In this DAG the Xcom variables allow tasks to share:
- a json message containing among other things the id of the cluster created in the
start_emr
task - the id of the cleaned cluster in order to be able to add a step to this cluster
from airflow import DAG
from airflow.models import Variable
from airflow.operators.bash_operator import BashOperator
from airflow.operators.python_operator import PythonOperator
from datetime import datetime as dt
from datetime import timedelta
import time
import json
# Default DAG parameters
default_args = {'owner': 'airflow', 'depends_past': False, 'start_date': dt(2020, 4, 20),
'retries': 0}
dag = DAG('xcom_example', default_args=default_args, schedule_interval='30 07 * * *')
# Set these variables within the Airflow ui
driver_cores = Variable.get("driver_cores")
driver_memory = Variable.get("driver_memory")
executor_memory = Variable.get("executor_memory")
executor_cores = Variable.get("executor_cores")
bucket_pyton = Variable.get("bucket_pyton")
start_emr = """
cluster_id=`aws emr create-cluster \
--release-label emr-5.14.0 \
--instance-groups InstanceGroupType=MASTER,InstanceCount=1,InstanceType=m4.large InstanceGroupType=CORE,InstanceCount=1,InstanceType=m4.large \
--use-default-roles \
--applications Name=Spark \
--log-uri s3://aws-emr-airflow \
--auto-terminate`
echo $cluster_id
"""
def parse_emr_id(**kwargs):
ti = kwargs['ti']
json_str = ti.xcom_pull(key="return_value", task_ids="start_emr")
cluster_id = json.loads(json_str)['ClusterId']
ti.xcom_push(key="emr_cluster_id", value=cluster_id)
add_step='bc=' + str(bucket_pyton) + ' dc=' + str(driver_cores) + ' dm=' + \
str(driver_memory) + ' em=' + str(executor_memory) + ' ec=' + str(executor_cores) + '''
cluster_id="{{ ti.xcom_pull(key="emr_cluster_id", task_ids="clean_emr_id") }}"
echo $cluster_id
aws emr add-steps --cluster-id $cluster_id --steps Type=spark,Name=pyspark_job,\
Jar="command-runner.jar",\
Args=[\
--deploy-mode,client,\
s3://$bc/sparky.py\
],ActionOnFailure=TERMINATE_CLUSTER
'''
start_emr = BashOperator(task_id='start_emr',
bash_command=start_emr,
provide_context=True,
xcom_push=True,
dag=dag)
clean_emr_id = PythonOperator(task_id='clean_emr_id',
python_callable=parse_emr_id,
provide_context=True,
dag=dag)
add_step = BashOperator(task_id='add_step',
bash_command=add_step,
provide_context=True,
dag=dag)
add_step.set_upstream(clean_emr_id)
clean_emr_id.set_upstream(start_emr)
Airflow Cli
There are a large number of core Airflow Operators available to use in your DAGs.

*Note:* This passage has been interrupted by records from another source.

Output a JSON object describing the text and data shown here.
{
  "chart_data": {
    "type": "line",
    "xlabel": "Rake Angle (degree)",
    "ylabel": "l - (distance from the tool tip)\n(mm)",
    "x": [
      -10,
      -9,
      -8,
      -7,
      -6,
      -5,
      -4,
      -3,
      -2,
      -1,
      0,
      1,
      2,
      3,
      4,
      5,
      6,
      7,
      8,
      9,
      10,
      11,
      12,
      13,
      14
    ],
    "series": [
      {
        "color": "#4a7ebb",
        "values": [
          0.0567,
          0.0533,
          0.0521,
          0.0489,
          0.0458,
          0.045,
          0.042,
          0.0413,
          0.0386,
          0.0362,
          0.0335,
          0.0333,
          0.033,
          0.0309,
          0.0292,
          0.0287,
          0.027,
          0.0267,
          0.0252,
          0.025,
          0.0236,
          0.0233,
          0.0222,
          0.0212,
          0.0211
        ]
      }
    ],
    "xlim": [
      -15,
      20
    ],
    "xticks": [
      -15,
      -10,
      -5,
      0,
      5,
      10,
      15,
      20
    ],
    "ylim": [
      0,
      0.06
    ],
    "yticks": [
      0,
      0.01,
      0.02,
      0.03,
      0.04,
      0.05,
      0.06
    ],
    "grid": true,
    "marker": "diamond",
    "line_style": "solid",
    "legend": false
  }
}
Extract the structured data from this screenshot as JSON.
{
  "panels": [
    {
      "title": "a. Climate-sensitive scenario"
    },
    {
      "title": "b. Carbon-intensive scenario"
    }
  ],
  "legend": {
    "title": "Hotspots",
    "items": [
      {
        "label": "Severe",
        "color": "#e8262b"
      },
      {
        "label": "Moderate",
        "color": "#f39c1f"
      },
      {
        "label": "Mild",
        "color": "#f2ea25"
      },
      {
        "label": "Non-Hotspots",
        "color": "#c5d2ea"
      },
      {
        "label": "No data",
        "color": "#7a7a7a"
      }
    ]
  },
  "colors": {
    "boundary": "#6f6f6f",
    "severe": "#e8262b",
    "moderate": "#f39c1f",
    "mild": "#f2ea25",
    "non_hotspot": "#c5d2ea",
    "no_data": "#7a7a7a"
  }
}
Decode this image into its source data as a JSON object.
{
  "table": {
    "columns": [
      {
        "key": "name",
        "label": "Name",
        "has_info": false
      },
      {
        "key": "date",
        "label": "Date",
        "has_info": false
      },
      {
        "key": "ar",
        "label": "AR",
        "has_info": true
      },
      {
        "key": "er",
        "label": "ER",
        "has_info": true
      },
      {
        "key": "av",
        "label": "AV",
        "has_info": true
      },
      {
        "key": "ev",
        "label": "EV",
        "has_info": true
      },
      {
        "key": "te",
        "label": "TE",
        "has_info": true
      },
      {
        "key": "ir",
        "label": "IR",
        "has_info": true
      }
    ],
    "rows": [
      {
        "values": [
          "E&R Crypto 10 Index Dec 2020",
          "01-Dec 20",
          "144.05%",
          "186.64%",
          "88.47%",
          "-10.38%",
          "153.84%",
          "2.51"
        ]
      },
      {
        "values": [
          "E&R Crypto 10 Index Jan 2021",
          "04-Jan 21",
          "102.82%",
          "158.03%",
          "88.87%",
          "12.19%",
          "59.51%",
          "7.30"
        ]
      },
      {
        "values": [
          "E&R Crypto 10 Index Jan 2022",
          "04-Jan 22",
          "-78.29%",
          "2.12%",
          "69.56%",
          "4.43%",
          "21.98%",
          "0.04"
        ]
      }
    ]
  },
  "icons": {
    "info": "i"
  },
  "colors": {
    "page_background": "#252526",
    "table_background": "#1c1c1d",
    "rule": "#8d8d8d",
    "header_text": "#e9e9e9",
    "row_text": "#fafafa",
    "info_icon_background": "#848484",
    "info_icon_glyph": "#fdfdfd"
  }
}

They allow you to use a service such as hive or the like transparently. Indeed, it’s possible to configure many of them directly in the file airflow.cfg
.
An Airflow bash client is also available, which can be very useful to modify Variables, Connections, users, etc., all of which can be scheduled and executed using Airflow. It can be very useful for creating catch-up scripts or automating certain Airflow processes.
Conclusion
I use this technology in production environments. It brings with it many advantages while still being flexible. We can think of Airflow as a distributed crontab or, for those who know, as an alternative to Oozie with an accessible language like Python and a pleasant interface.
Throughout this article we have used Airflow in a DevOps context, but this represents only a tiny part of the possibilities offered.
Please note, in case of intensive use, it is easier to set up Airflow on a server dedicated to your production environments, complete with copies in Docker containers in order to be able to more easily develop and not impact production. However problems related to Connections or even Variables are still common so be vigilant and make sure your test suites cover this.